Много раз я вспоминал этот разговор. И, наверное, еще не раз вспомню. Потому что встречаешь иной раз человека, хвастающегося долгим пребыванием в партии, — к месту и не к месту трезвонит об этом человек. Коно Семо никогда не хвалился, не доказывал свою правоту тем, что вступил в партию под Сталинградом. От звания коммуниста он не хотел получать привилегий и скидок. Для него это звание было необходимостью. Такой же необходимостью, как честная работа.

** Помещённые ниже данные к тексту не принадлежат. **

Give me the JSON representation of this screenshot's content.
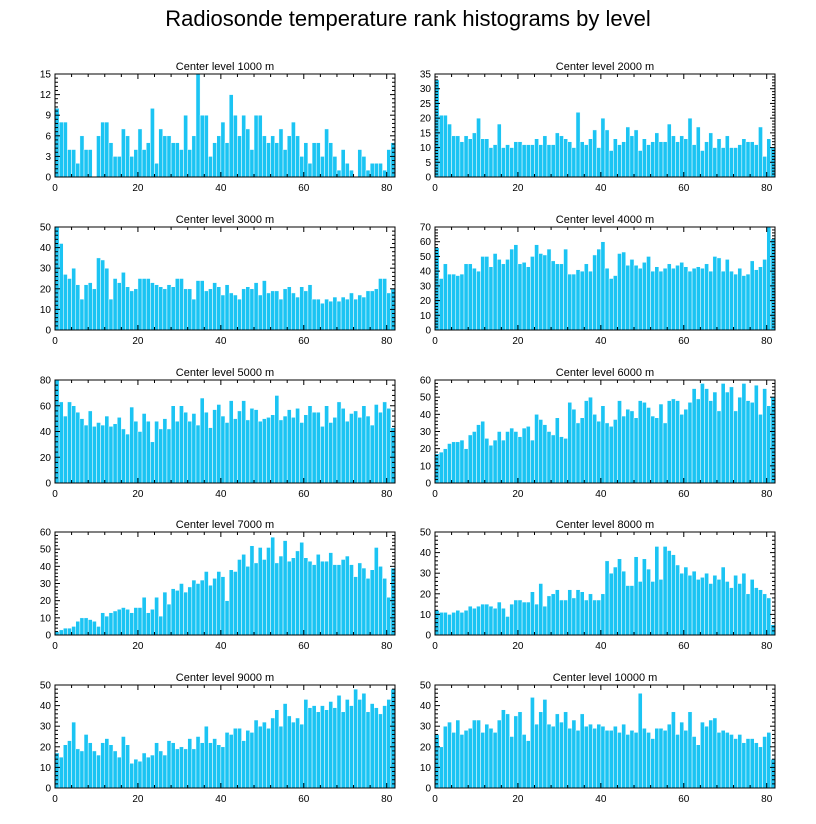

Возвращались мы однажды с сенокоса и увидели на пшеничном поле жеребят. Пролезли они через сломанную изгородь, пасутся в хлебе. А некоторые катаются с боку на бок — привычка у лошади такая, любят на сухой земле поваляться.
— Генагей! — сказал Коно Семо. — Отгони их быстренько!
Топор у Коно Семо всегда при себе; вытащил и начал поправлять изгородь. Усталый был Коно Семо, но не отложил работу на завтрашний день.
А впереди нас женщины шли по дороге — кто с охапкою сена, кто со связками веников. Женщины тоже видели жеребят посреди пшеничного поля, только никому в голову не пришло — взять да отогнать.
Женщины присели отдохнуть на пригорке, мы поравнялись с ними.
— Что, хлеб теперь на корню стравливаем? — спросил у них Коно Семо.